Central to their stance is the idea that decisions concerning curriculum should be left in the hands of those who deal with it on a daily basis — school teachers and administrators. Still others question whether cursive writing is even relevant in an age when the computer keyboard seems to have surpassed the pen as the preferred means of written communication.

According to Steven Thalheimer, superintendent of Fairfield Community Schools, cursive writing instruction within his district is handled in a much more limited way today than it was in the past, focusing more on giving students a basic understanding of the structure rather than full mastery.

“We teach it in limited ways, mainly so that students can read it and maybe sign their name or know the basics,” Thalheimer said, “but we don’t teach it with the intensity that we used to.”

Much of that, he said, has to do with the recent adoption of Common Core Standards, which focuses much more on computer-based assessments.

“In the digital age, with everything being typed, and texted and emailed, you don’t need to be able to decipher cursive writing as much anymore,” Thalheimer said. “With the Common Core, when it’s fully online and fully implemented, those are all supposed to be computer-based assessments, so computer skills and computer literacy will be critical to doing well on those assessments.”

In addition to the evolving technology aspect, Thalheimer pointed to the fact that mandated cursive writing instruction would also require cutting instructional time in other key areas such as reading and math — something he does not feel would be in the best interest of his students at this time.

“It would really be nice for this to remain a local decision for what’s going to be best to prepare students and how best we can use our time,” Thalheimer said. “If it were mandated, you would have to make choices about what you were going to teach and not teach in order to be able to fit cursive in full-time.”

Jane Allen, superintendent of Middlebury Community Schools, referenced similar concerns when discussing the bill. Like Fairfield, Middlebury currently allows its teachers to teach cursive writing, though only in a limited capacity and not at the expense of other core subjects.

“The teachers know we don’t have to teach it, so it’s kind of left up to them to decide if they have time in their daily schedules to fit it in,” Allen said. “Our concern is if they mandate it, we don’t know where we’re going to fit it in, and how it’s going to be measured. We’d have an issue with the assessment of it as well as the time it would take to teach it. So we’re watching just like everyone else to see what happens.”

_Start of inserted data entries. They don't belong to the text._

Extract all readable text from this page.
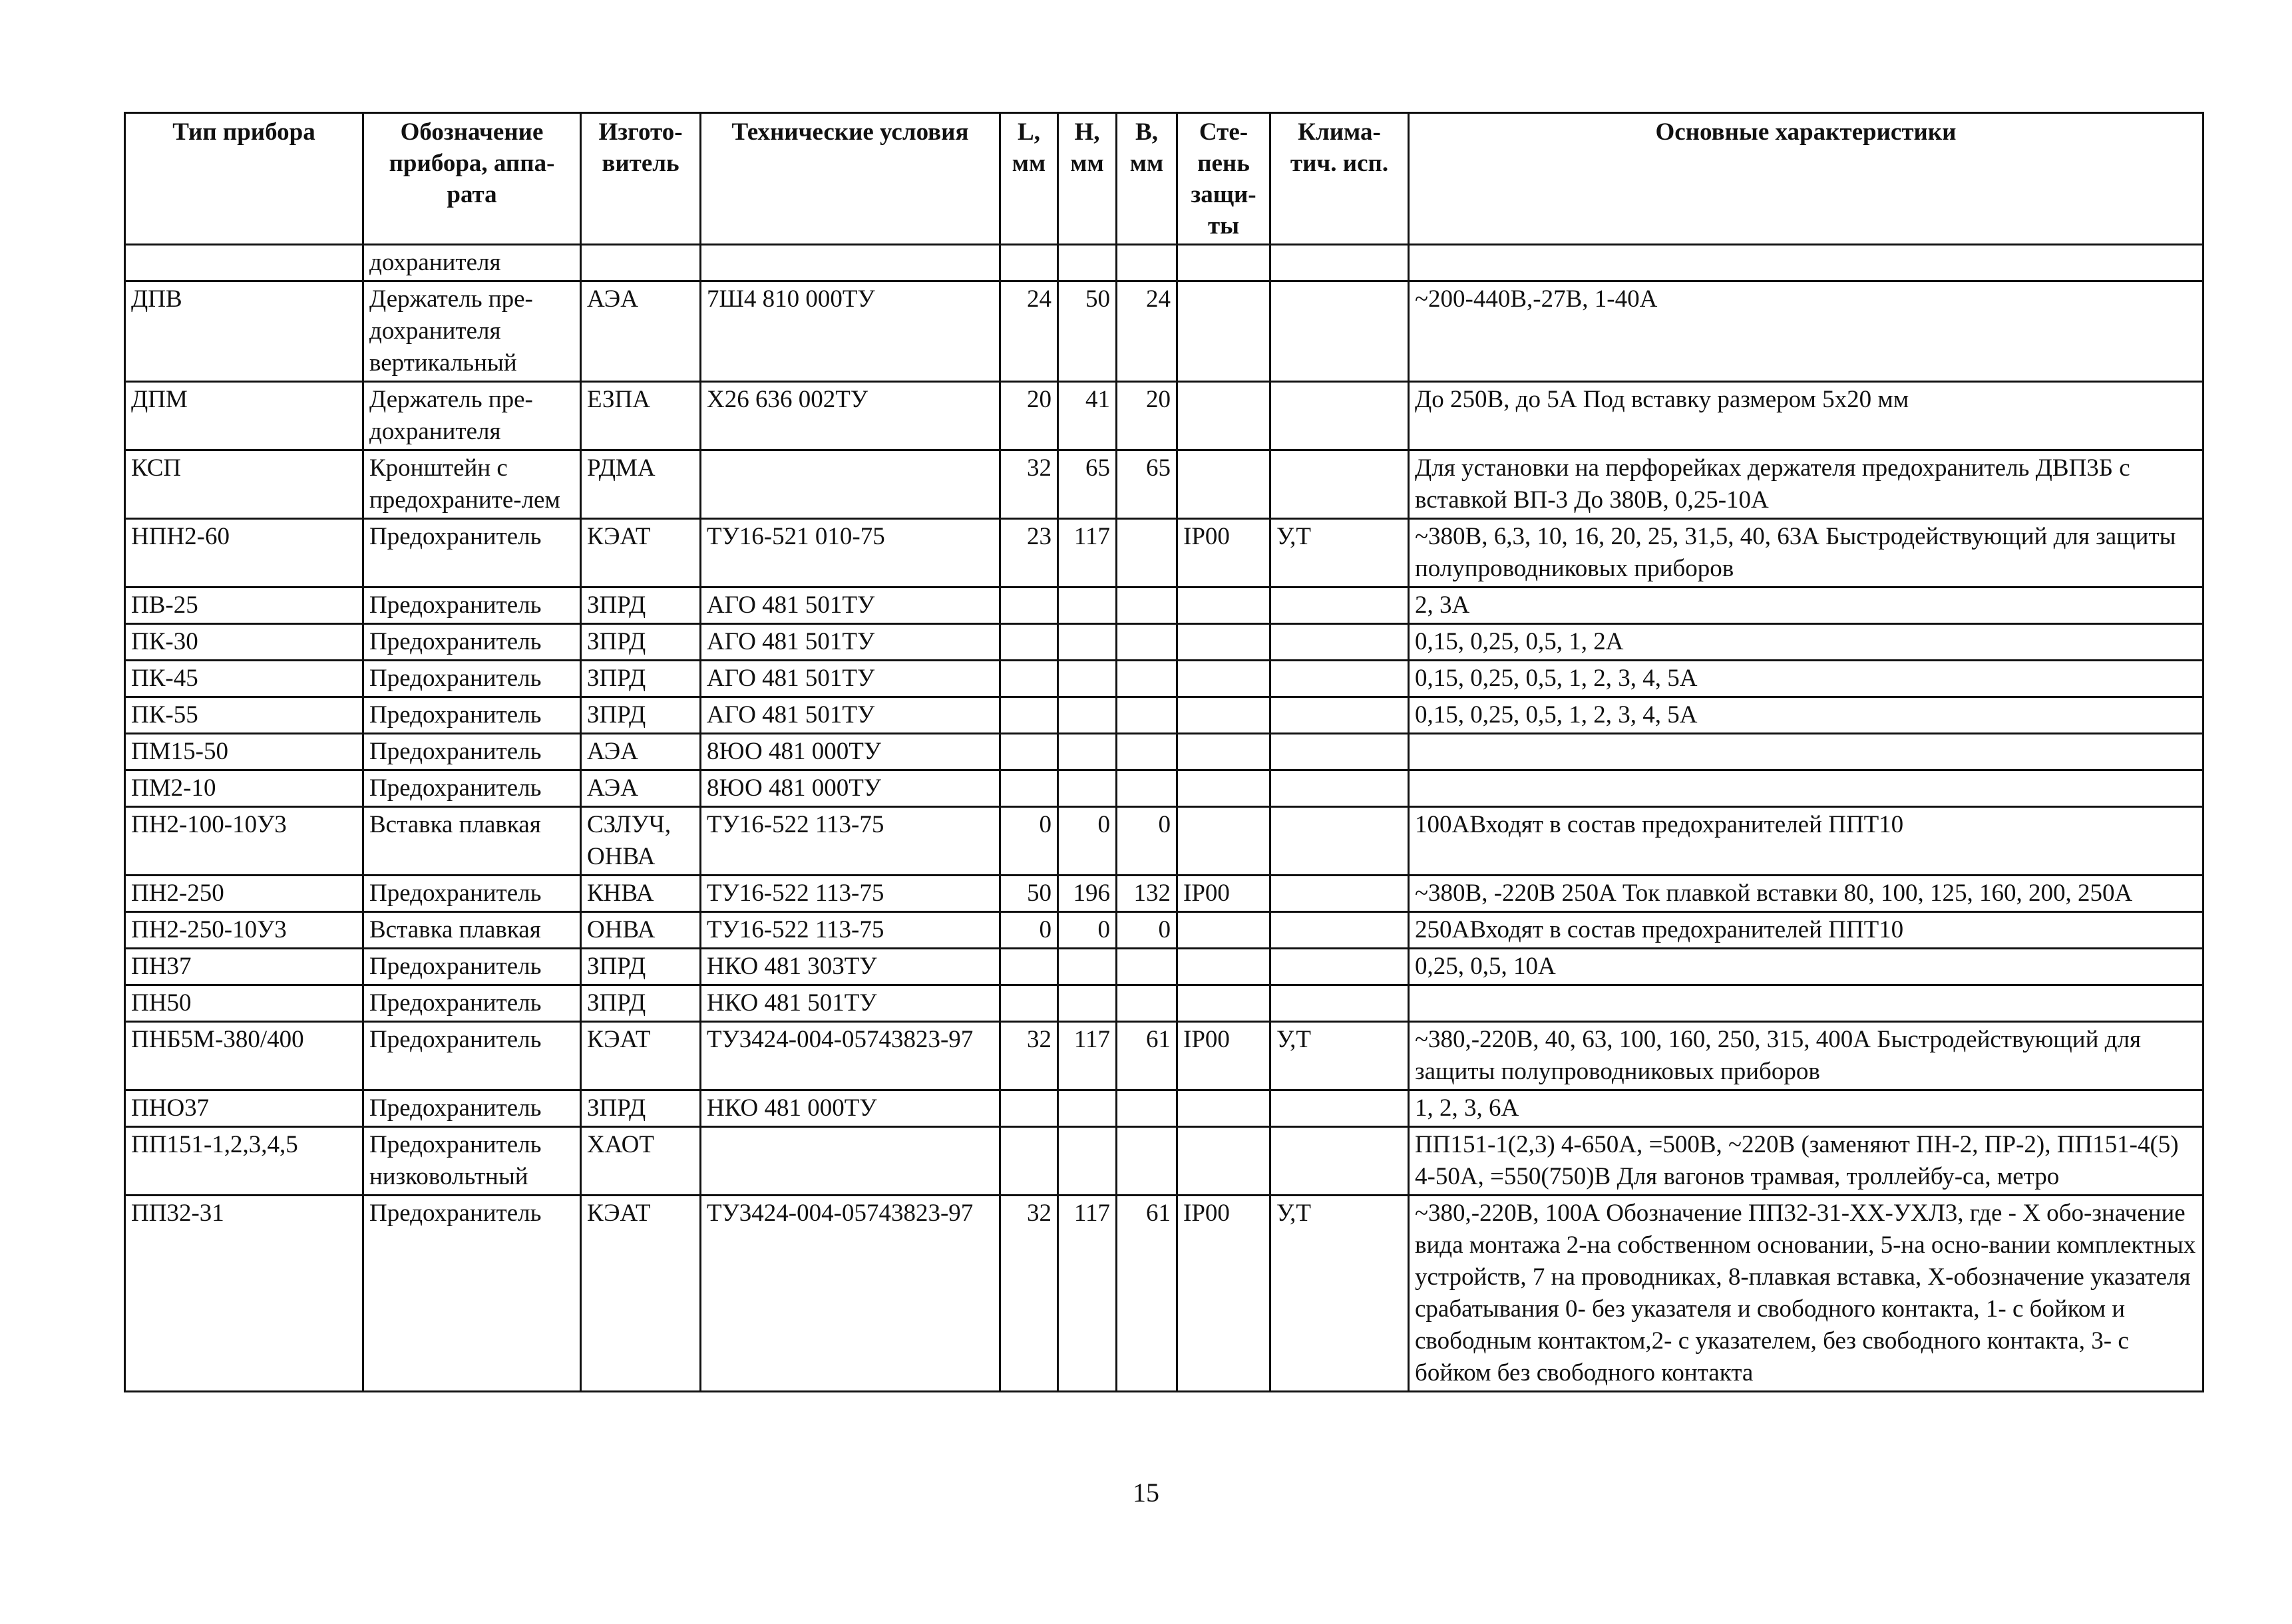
Тип прибора	Обозначение прибора, аппа-рата	Изгото-витель	Технические условия	L, мм	H, мм	B, мм	Сте-пень защи-ты	Клима-тич. исп.	Основные характеристики
	дохранителя								
ДПВ	Держатель пре-дохранителя вертикальный	АЭА	7Ш4 810 000ТУ	24	50	24			~200-440В,-27В, 1-40А
ДПМ	Держатель пре-дохранителя	ЕЗПА	Х26 636 002ТУ	20	41	20			До 250В, до 5А Под вставку размером 5х20 мм
КСП	Кронштейн с предохраните-лем	РДМА		32	65	65			Для установки на перфорейках держателя предохранитель ДВП3Б с вставкой ВП-3 До 380В, 0,25-10А
НПН2-60	Предохранитель	КЭАТ	ТУ16-521 010-75	23	117		IP00	У,Т	~380В, 6,3, 10, 16, 20, 25, 31,5, 40, 63А Быстродействующий для защиты полупроводниковых приборов
ПВ-25	Предохранитель	ЗПРД	АГО 481 501ТУ						2, 3А
ПК-30	Предохранитель	ЗПРД	АГО 481 501ТУ						0,15, 0,25, 0,5, 1, 2А
ПК-45	Предохранитель	ЗПРД	АГО 481 501ТУ						0,15, 0,25, 0,5, 1, 2, 3, 4, 5А
ПК-55	Предохранитель	ЗПРД	АГО 481 501ТУ						0,15, 0,25, 0,5, 1, 2, 3, 4, 5А
ПМ15-50	Предохранитель	АЭА	8ЮО 481 000ТУ						
ПМ2-10	Предохранитель	АЭА	8ЮО 481 000ТУ						
ПН2-100-10У3	Вставка плавкая	СЗЛУЧ, ОНВА	ТУ16-522 113-75	0	0	0			100АВходят в состав предохранителей ППТ10
ПН2-250	Предохранитель	КНВА	ТУ16-522 113-75	50	196	132	IP00		~380В, -220В 250А Ток плавкой вставки 80, 100, 125, 160, 200, 250А
ПН2-250-10У3	Вставка плавкая	ОНВА	ТУ16-522 113-75	0	0	0			250АВходят в состав предохранителей ППТ10
ПН37	Предохранитель	ЗПРД	НКО 481 303ТУ						0,25, 0,5, 10А
ПН50	Предохранитель	ЗПРД	НКО 481 501ТУ						
ПНБ5М-380/400	Предохранитель	КЭАТ	ТУ3424-004-05743823-97	32	117	61	IP00	У,Т	~380,-220В, 40, 63, 100, 160, 250, 315, 400А Быстродействующий для защиты полупроводниковых приборов
ПНО37	Предохранитель	ЗПРД	НКО 481 000ТУ						1, 2, 3, 6А
ПП151-1,2,3,4,5	Предохранитель низковольтный	ХАОТ							ПП151-1(2,3) 4-650А, =500В, ~220В (заменяют ПН-2, ПР-2), ПП151-4(5) 4-50А, =550(750)В Для вагонов трамвая, троллейбу-са, метро
ПП32-31	Предохранитель	КЭАТ	ТУ3424-004-05743823-97	32	117	61	IP00	У,Т	~380,-220В, 100А Обозначение ПП32-31-ХХ-УХЛ3, где - Х обо-значение вида монтажа 2-на собственном основании, 5-на осно-вании комплектных устройств, 7 на проводниках, 8-плавкая вставка, Х-обозначение указателя срабатывания 0- без указателя и свободного контакта, 1- с бойком и свободным контактом,2- с указателем, без свободного контакта, 3- с бойком без свободного контакта
15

Over at Wa-Nee Community Schools, director of curriculum and instruction Jim Bennett said his corporation has also adopted a significantly streamlined version of cursive instruction in light of the increasing emphasis being put on technology and on-line instruction.

“We realize that kids need experiences in these 21st century skills, but we’re also not forgetting that they need to be able to write and communicate in more traditional ways as well,” Bennett said. “So we do some lessons on cursive writing, but I would venture to say that it’s not to the extent that it was when you or I were in school.”

That said, Bennett acknowledged the impact that today’s technology is having on the learning environment and the skills that will be needed by students as they graduate and move into the workforce.

“If you think about what a kid has to be able to do as they’re graduating and going on to college and into the workforce, the vast majority of what they’re going to have to be doing is electronic with the growing popularity of things like tablets and smart phones and everything being done online,” Bennett said. “So for a vast majority of these students, if they can sign their name, that’s pretty much all they’re going to have to know when it comes to cursive.”